Le 9 octobre, Unitel Group doit poser la première pierre de Theodora, son campus de 35 000 m² boulevard Capitaine-Gèze à Marseille. Le projet immobilier est désormais autorisé et sa livraison reste annoncée pour 2029. Mais Unitel annonce surtout une nouvelle ambition technique : installer un « hub d’inférence IA » et un point d’interconnexion télécom.
L’inférence est le moment où un modèle déjà entraîné produit une réponse, analyse une image ou exécute une tâche. Pour les applications sensibles au temps de réponse, rapprocher le calcul des utilisateurs et des données peut réduire les détours par des centres informatiques éloignés. DE-CIX développe par exemple des services d’interconnexion destinés aux charges de travail d’IA distribuées et à faible latence.
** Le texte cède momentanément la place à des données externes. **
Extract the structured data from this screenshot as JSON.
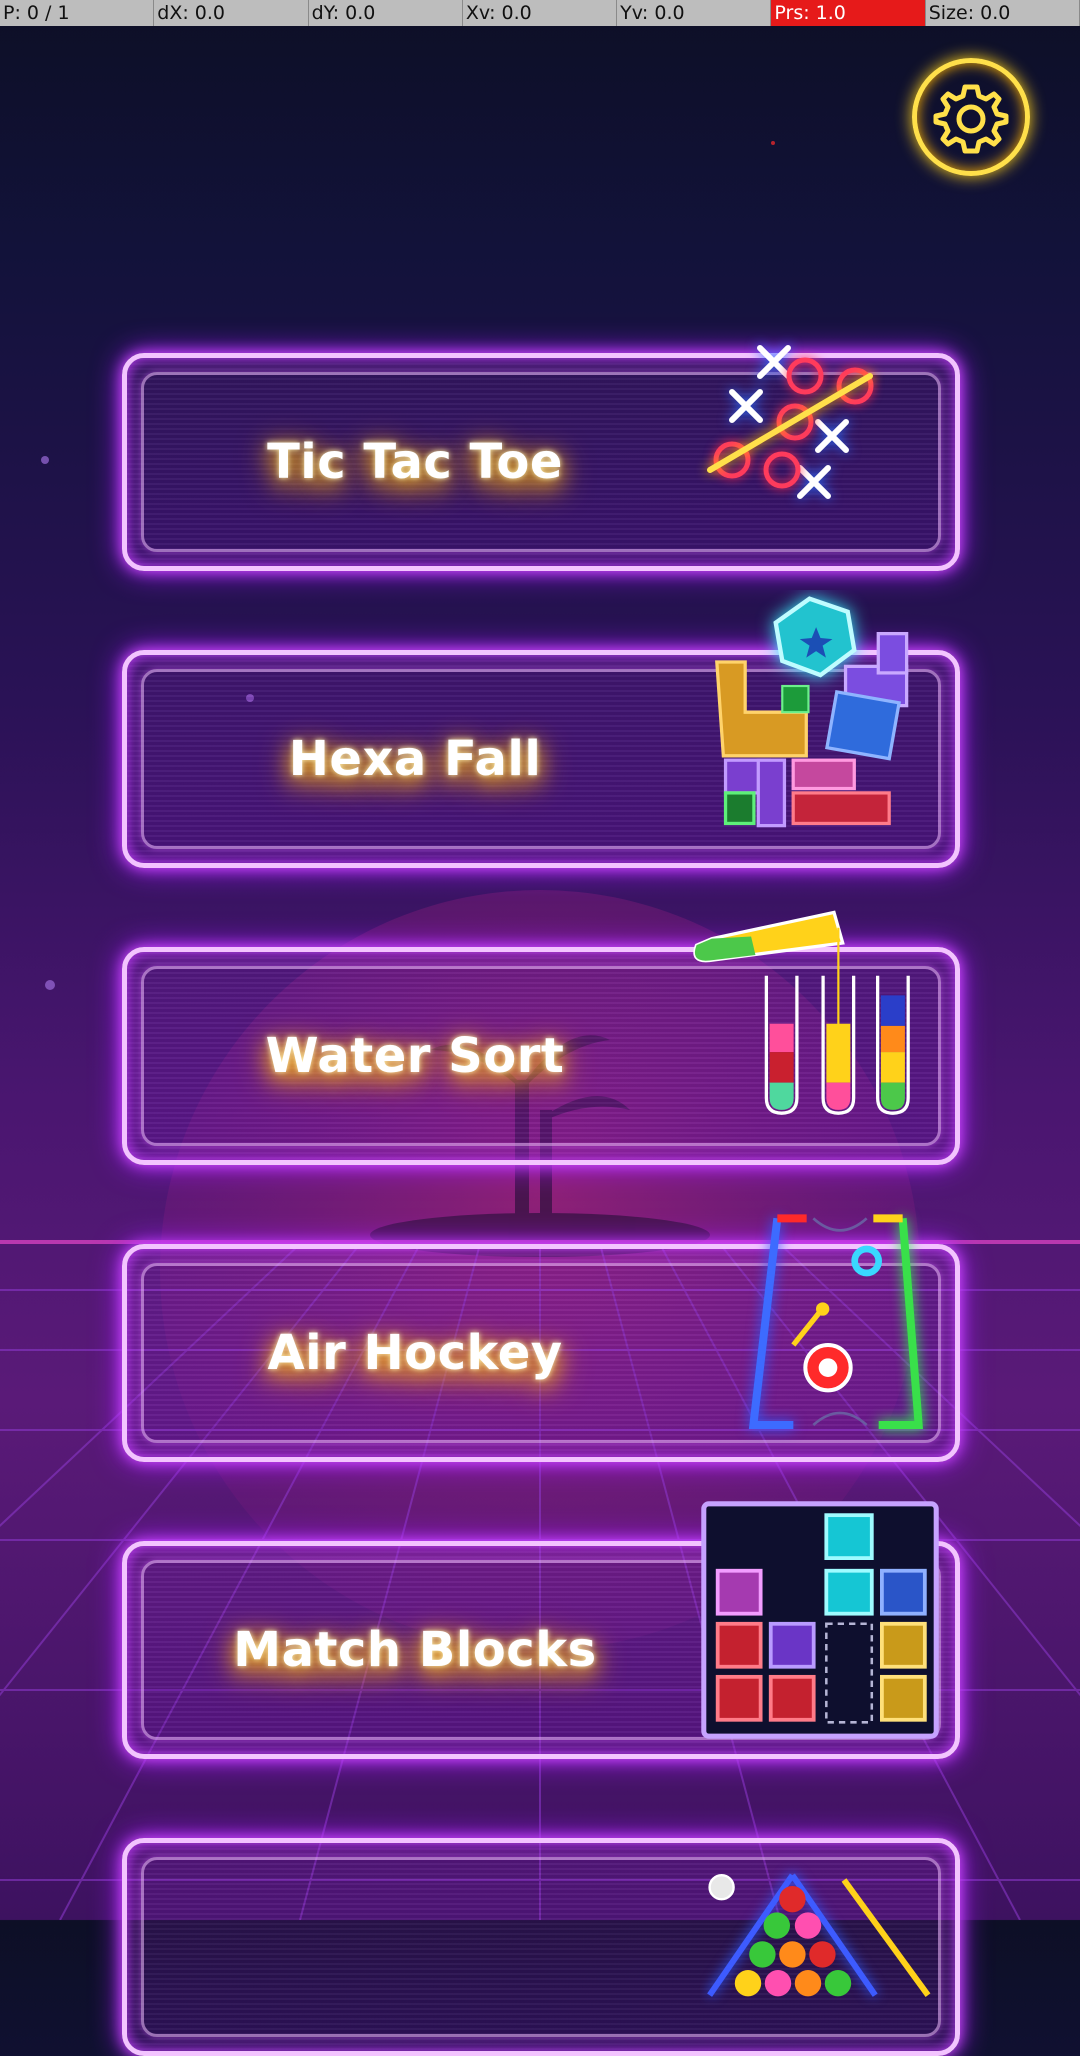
{
  "status_bar": {
    "pointer": "P: 0 / 1",
    "dx": "dX: 0.0",
    "dy": "dY: 0.0",
    "xv": "Xv: 0.0",
    "yv": "Yv: 0.0",
    "prs": "Prs: 1.0",
    "size": "Size: 0.0"
  },
  "settings": {
    "icon": "gear-icon"
  },
  "games": [
    {
      "title": "Tic Tac Toe",
      "icon": "tic-tac-toe-icon"
    },
    {
      "title": "Hexa Fall",
      "icon": "hexa-fall-icon"
    },
    {
      "title": "Water Sort",
      "icon": "water-sort-icon"
    },
    {
      "title": "Air Hockey",
      "icon": "air-hockey-icon"
    },
    {
      "title": "Match Blocks",
      "icon": "match-blocks-icon"
    },
    {
      "title": "",
      "icon": "billiards-icon"
    }
  ],
  "colors": {
    "accent_neon": "#f3c4ff",
    "gear": "#ffe04a",
    "status_hot": "#e61a1a"
  }
}
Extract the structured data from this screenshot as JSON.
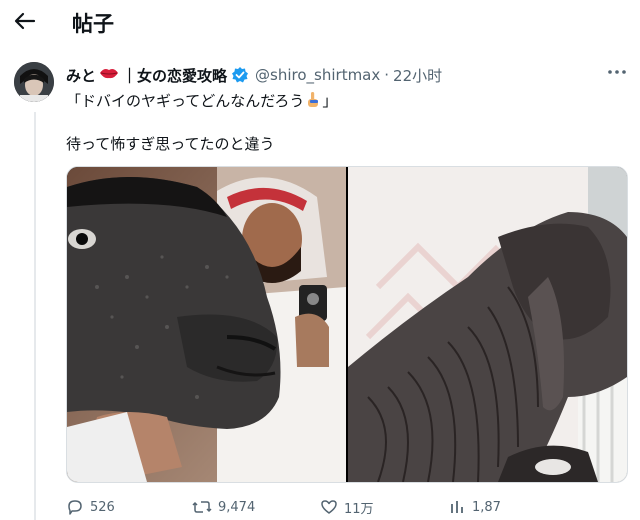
{
  "header": {
    "title": "帖子",
    "back_icon": "arrow-left-icon"
  },
  "tweet": {
    "display_name": "みと",
    "display_name_suffix": "｜女の恋愛攻略",
    "handle": "@shiro_shirtmax",
    "separator": "·",
    "time": "22小时",
    "text_line1": "「ドバイのヤギってどんなんだろう",
    "text_line1_end": "」",
    "text_line2": "待って怖すぎ思ってたのと違う",
    "emoji_name": "pointing-hand-icon"
  },
  "actions": {
    "reply_count": "526",
    "retweet_count": "9,474",
    "like_count": "11万",
    "views_count": "1,87"
  },
  "colors": {
    "text": "#0f1419",
    "muted": "#536471",
    "verified": "#1d9bf0",
    "lips": "#d81e3b"
  }
}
Marseille possède pour cela une infrastructure peu commune. TeleGeography recense seize systèmes de câbles sous-marins actifs ou en construction dans son hub marseillais. France-IX exploite trois points de présence dans la ville et y compte 126 réseaux indépendants, identifiés sur Internet comme des systèmes autonomes ; DE-CIX présente également Marseille comme une porte européenne vers l’Afrique, le Moyen-Orient et l’Asie. Avant même de parler d’IA, la ville est donc déjà un carrefour important entre réseaux.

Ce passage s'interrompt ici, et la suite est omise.